Moorden in de Noorse bossen
Afzonderlijk opererend politieduo.
Een thriller uit Scandinavië, daar kun je iets van verwachten, zeker kwaliteit. We gaan zien of deze verwachtingen terecht zijn. We hebben te maken met een echte politieroman. De centrale figuren zijn inspecteur Jakob Weber en zijn vrouwelijke collega Noora Yun Sande. Hun bureau bevindt zich in Bodø, een stadje in het Noorden van Noorwegen. Ze krijgen te maken met een aantal gruwelijke moorden.
Auteur
Ørjan Nordhus Karlsson (1970) is geboren en getogen in Bodø, Noorwegen. Hij is socioloog, volgde een officiersopleiding in het leger en nam deel aan overzeese missies. Karlsson heeft meer dan twintig boeken op zijn naam staan en schrijft nu aan de Jakob Weberreeks, die uit minstens tien delen moet gaan bestaan. Deel een was getiteld Iselin was bijna thuis kreeg niet veel aandacht.

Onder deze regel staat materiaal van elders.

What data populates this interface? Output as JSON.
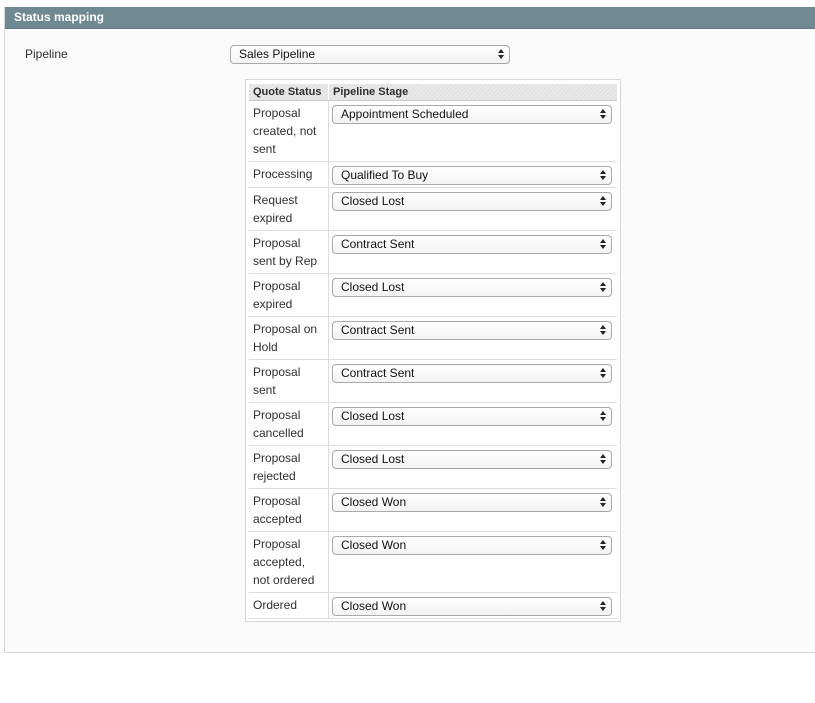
{
  "section": {
    "title": "Status mapping"
  },
  "pipeline": {
    "label": "Pipeline",
    "selected": "Sales Pipeline"
  },
  "table": {
    "headers": {
      "quote_status": "Quote Status",
      "pipeline_stage": "Pipeline Stage"
    },
    "rows": [
      {
        "status": "Proposal created, not sent",
        "stage": "Appointment Scheduled"
      },
      {
        "status": "Processing",
        "stage": "Qualified To Buy"
      },
      {
        "status": "Request expired",
        "stage": "Closed Lost"
      },
      {
        "status": "Proposal sent by Rep",
        "stage": "Contract Sent"
      },
      {
        "status": "Proposal expired",
        "stage": "Closed Lost"
      },
      {
        "status": "Proposal on Hold",
        "stage": "Contract Sent"
      },
      {
        "status": "Proposal sent",
        "stage": "Contract Sent"
      },
      {
        "status": "Proposal cancelled",
        "stage": "Closed Lost"
      },
      {
        "status": "Proposal rejected",
        "stage": "Closed Lost"
      },
      {
        "status": "Proposal accepted",
        "stage": "Closed Won"
      },
      {
        "status": "Proposal accepted, not ordered",
        "stage": "Closed Won"
      },
      {
        "status": "Ordered",
        "stage": "Closed Won"
      }
    ]
  },
  "icons": {
    "select_arrow": "updown-arrows-icon"
  },
  "colors": {
    "header_bar": "#6f8992",
    "panel_background": "#fafafa"
  }
}
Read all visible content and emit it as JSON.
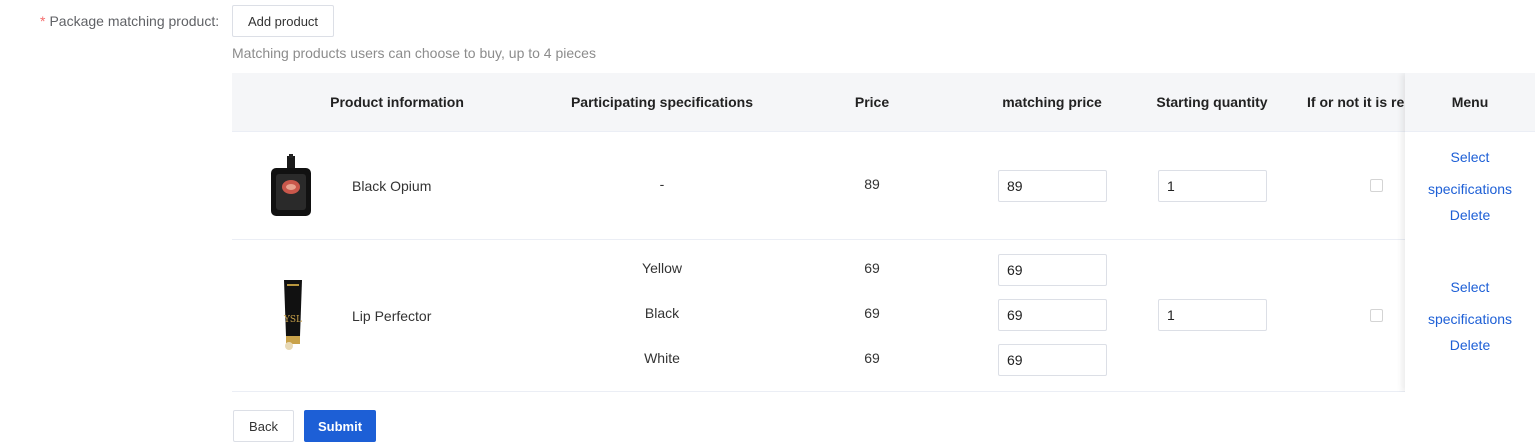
{
  "form": {
    "required_mark": "*",
    "label": "Package matching product:",
    "add_button": "Add product",
    "hint": "Matching products users can choose to buy, up to 4 pieces"
  },
  "table": {
    "headers": {
      "product_info": "Product information",
      "specs": "Participating specifications",
      "price": "Price",
      "matching_price": "matching price",
      "starting_quantity": "Starting quantity",
      "required": "If or not it is re",
      "menu": "Menu"
    },
    "rows": [
      {
        "name": "Black Opium",
        "specs": [
          {
            "spec": "-",
            "price": "89",
            "matching_price": "89"
          }
        ],
        "starting_quantity": "1",
        "required": false,
        "actions": {
          "select": "Select",
          "specifications": "specifications",
          "delete": "Delete"
        }
      },
      {
        "name": "Lip Perfector",
        "specs": [
          {
            "spec": "Yellow",
            "price": "69",
            "matching_price": "69"
          },
          {
            "spec": "Black",
            "price": "69",
            "matching_price": "69"
          },
          {
            "spec": "White",
            "price": "69",
            "matching_price": "69"
          }
        ],
        "starting_quantity": "1",
        "required": false,
        "actions": {
          "select": "Select",
          "specifications": "specifications",
          "delete": "Delete"
        }
      }
    ]
  },
  "footer": {
    "back": "Back",
    "submit": "Submit"
  },
  "colors": {
    "primary": "#1d5fd6",
    "required": "#f56c6c",
    "header_bg": "#f5f6f8"
  }
}
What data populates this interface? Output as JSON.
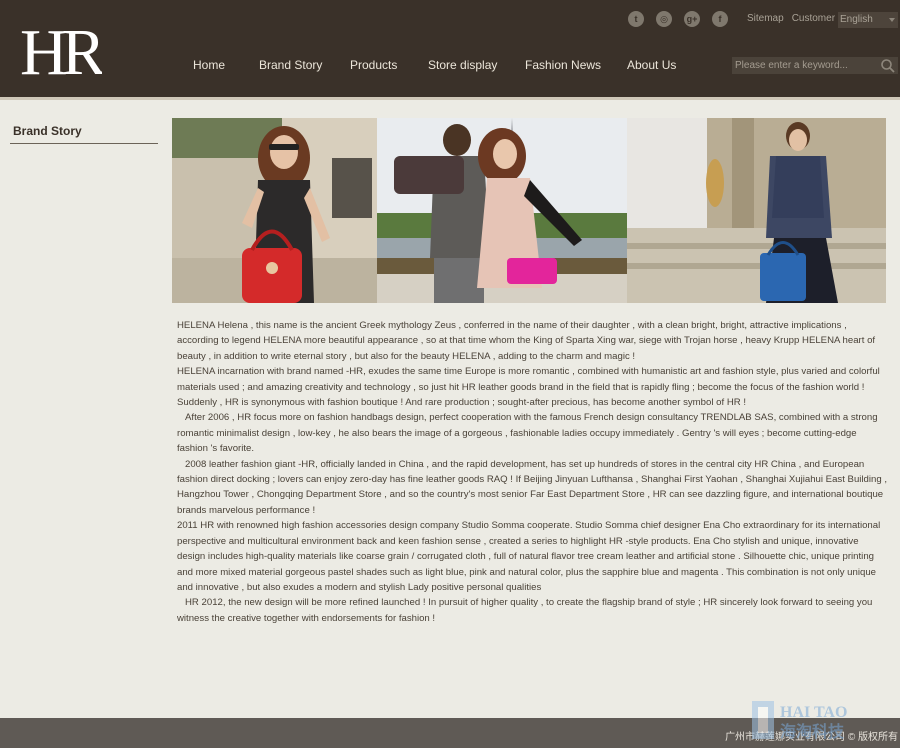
{
  "header": {
    "logo_text": "HR",
    "social": [
      {
        "icon": "twitter-icon",
        "glyph": "t"
      },
      {
        "icon": "instagram-icon",
        "glyph": "◎"
      },
      {
        "icon": "google-plus-icon",
        "glyph": "g+"
      },
      {
        "icon": "facebook-icon",
        "glyph": "f"
      }
    ],
    "sitemap_label": "Sitemap",
    "customer_label": "Customer",
    "language_selected": "English",
    "search_placeholder": "Please enter a keyword...",
    "nav": [
      "Home",
      "Brand Story",
      "Products",
      "Store display",
      "Fashion News",
      "About Us"
    ]
  },
  "sidebar": {
    "title": "Brand Story"
  },
  "article": {
    "paragraphs": [
      "HELENA Helena , this name is the ancient Greek mythology Zeus , conferred in the name of their daughter , with a clean bright, bright, attractive implications , according to legend HELENA more beautiful appearance , so at that time whom the King of Sparta Xing war, siege with Trojan horse , heavy Krupp HELENA heart of beauty , in addition to write eternal story , but also for the beauty HELENA , adding to the charm and magic !",
      "HELENA incarnation with brand named -HR, exudes the same time Europe is more romantic , combined with humanistic art and fashion style, plus varied and colorful materials used ; and amazing creativity and technology , so just hit HR leather goods brand in the field that is rapidly fling ; become the focus of the fashion world ! Suddenly , HR is synonymous with fashion boutique ! And rare production ; sought-after precious, has become another symbol of HR !",
      "After 2006 , HR focus more on fashion handbags design, perfect cooperation with the famous French design consultancy TRENDLAB SAS, combined with a strong romantic minimalist design , low-key , he also bears the image of a gorgeous , fashionable ladies occupy immediately . Gentry 's will eyes ; become cutting-edge fashion 's favorite.",
      "2008 leather fashion giant -HR, officially landed in China , and the rapid development, has set up hundreds of stores in the central city HR China , and European fashion direct docking ; lovers can enjoy zero-day has fine leather goods RAQ ! If Beijing Jinyuan Lufthansa , Shanghai First Yaohan , Shanghai Xujiahui East Building , Hangzhou Tower , Chongqing Department Store , and so the country's most senior Far East Department Store , HR can see dazzling figure, and international boutique brands marvelous performance !",
      "2011 HR with renowned high fashion accessories design company Studio Somma cooperate. Studio Somma chief designer Ena Cho extraordinary for its international perspective and multicultural environment back and keen fashion sense , created a series to highlight HR -style products. Ena Cho stylish and unique, innovative design includes high-quality materials like coarse grain / corrugated cloth , full of natural flavor tree cream leather and artificial stone . Silhouette chic, unique printing and more mixed material gorgeous pastel shades such as light blue, pink and natural color, plus the sapphire blue and magenta . This combination is not only unique and innovative , but also exudes a modern and stylish Lady positive personal qualities",
      "HR 2012, the new design will be more refined launched ! In pursuit of higher quality , to create the flagship brand of style ; HR sincerely look forward to seeing you witness the creative together with endorsements for fashion !"
    ]
  },
  "footer": {
    "text": "广州市赫莲娜实业有限公司 © 版权所有",
    "watermark_line1": "HAI TAO",
    "watermark_line2": "海淘科技"
  },
  "colors": {
    "header_bg": "#3a3129",
    "page_bg": "#ecebe4",
    "footer_bg": "#5f5a55",
    "text": "#4a4238"
  }
}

De nacht reist niet alleen is deel twee.
De roman is opgebouwd uit maar liefst 57 korte hoofdstukjes. Ze zijn allemaal geschreven vanuit het perspectief van de verschillende personages. De meeste vanuit Jacob Weber, maar ook de vermoedelijke moordenaar komt aan het woord en er zijn hoofdstukjes gewijd aan ongedateerde dagboekaantekeningen. Deze opbouw maakt de roman tamelijk gecompliceerd. Daarnaast is er sprake van heel veel personages. Alleen al het politiekorps is nogal talrijk.

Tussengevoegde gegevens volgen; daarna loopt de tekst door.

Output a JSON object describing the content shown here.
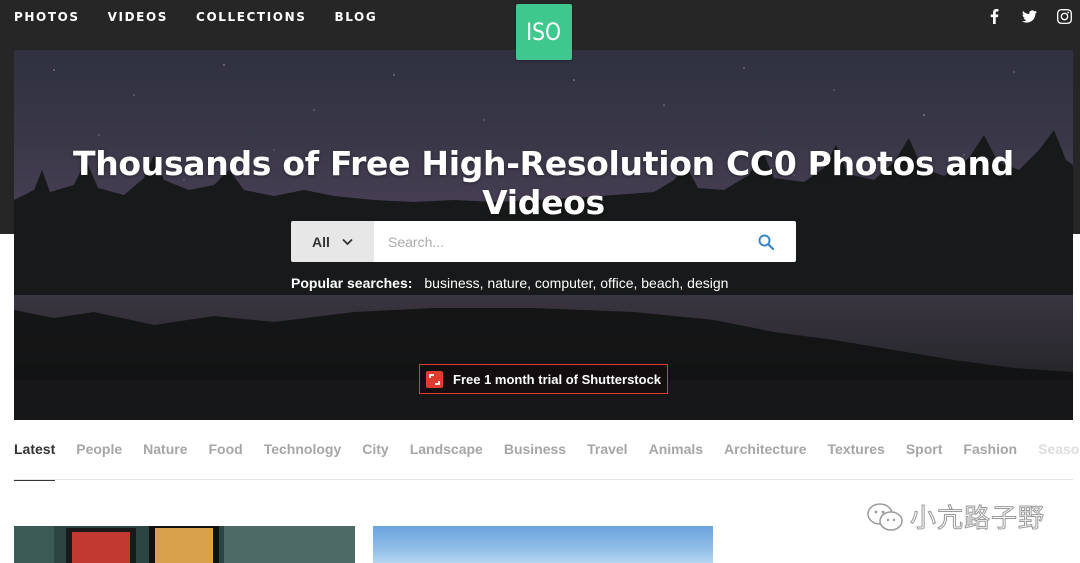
{
  "nav": {
    "links": [
      "PHOTOS",
      "VIDEOS",
      "COLLECTIONS",
      "BLOG"
    ],
    "logo_text": "ISO",
    "social_icons": [
      "facebook-icon",
      "twitter-icon",
      "instagram-icon"
    ]
  },
  "hero": {
    "title": "Thousands of Free High-Resolution CC0 Photos and Videos",
    "search": {
      "filter_label": "All",
      "placeholder": "Search..."
    },
    "popular": {
      "label": "Popular searches:",
      "terms": "business, nature, computer, office, beach, design"
    },
    "promo": {
      "text": "Free 1 month trial of Shutterstock"
    }
  },
  "tabs": [
    "Latest",
    "People",
    "Nature",
    "Food",
    "Technology",
    "City",
    "Landscape",
    "Business",
    "Travel",
    "Animals",
    "Architecture",
    "Textures",
    "Sport",
    "Fashion",
    "Season"
  ],
  "watermark": {
    "text": "小亢路子野"
  },
  "colors": {
    "brand": "#3ec88d",
    "promo_red": "#e13b30",
    "header_bg": "#262626"
  }
}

Het is jammer dat Jacob en Noora niet vaker als duo opereren. Zo’n samenwerkend duo dat samen handelt en overlegt geeft veel duidelijkheid. Ze hebben wel veel contact met elkaar, maar vaak zijn ze afzonderlijk bezig. In de meeste politieromans is er sprake van duo’s. Door het vertellen van steeds andere personen versnippert het verhaal.
Veel aandacht besteedt de schrijver aan de privélevens van Jacob en Noora. Jacob woont samen met zijn jongere halfbroer Ola André. Die zit nog op de middelbare school. Jacob moet op school verschijnen omdat Ola iemand heeft neergeslagen. Het is een uitgebreid verhaal dat niets met de plot te maken heeft. Noora is herstellend van een heupoperatie. Voortdurend wordt de lezer geïnformeerd met de pijnen die ze moet lijden. Dit soort zijpaden gaan ten koste van de vaart en de spanning uit het verhaal.
Belangrijk voor een politieroman is de afronding als de moordenaar is opgespoord en de motieven zijn opgehelderd. Hier blijft nog veel onopgelost. Dit heeft misschien te maken met feit dat Karlsson bezig is een samenhangende reeks te maken. Er wordt immers ook verwezen naar een nog niet opgeloste zaak uit deel twee. Zo wordt er gesproken over de Iselin Hanssen-zaak. Deze ontvoeringszaak was nooit opgelost, maar komt weer ter sprake in dit vervolgdeel. Het is dus de vraag of je de serie moet volgen, of dat je de afzonderlijke delen op zichzelf kunt lezen. De vondst van het laatste lijk vindt pas helemaal aan het eind plaats. Er is alleen een korte beschrijving, maar er vindt geen onderzoek plaats, heel onbevredigend. Hopelijk komt de oplossing in deel drie.
Waar de schrijver heel goed in slaagt is de beschrijving van indrukwekkende Noorse landschap. De roman bevat ook genoeg spannende momenten. Voor het beschrijven van gevechten neemt de schrijver echt de tijd en gebruikt hij soms gruwelijke details. De sfeer bij de boshut met zeven kooien met raven is heel griezelig.
Voor de liefhebber zeker een spannende thriller, maar een strakkere plot zou het boek ten goede komen.
Ørjan Karlsson – De nacht reist alleen. Vertaald uit het Noors (Natten Reiser Alene) door Neeltje Wiersma. ISBN 978-94-6068-642-9, 348 pagina’s, € 21,99. Baarn: Uitgeverij Marmer 2024.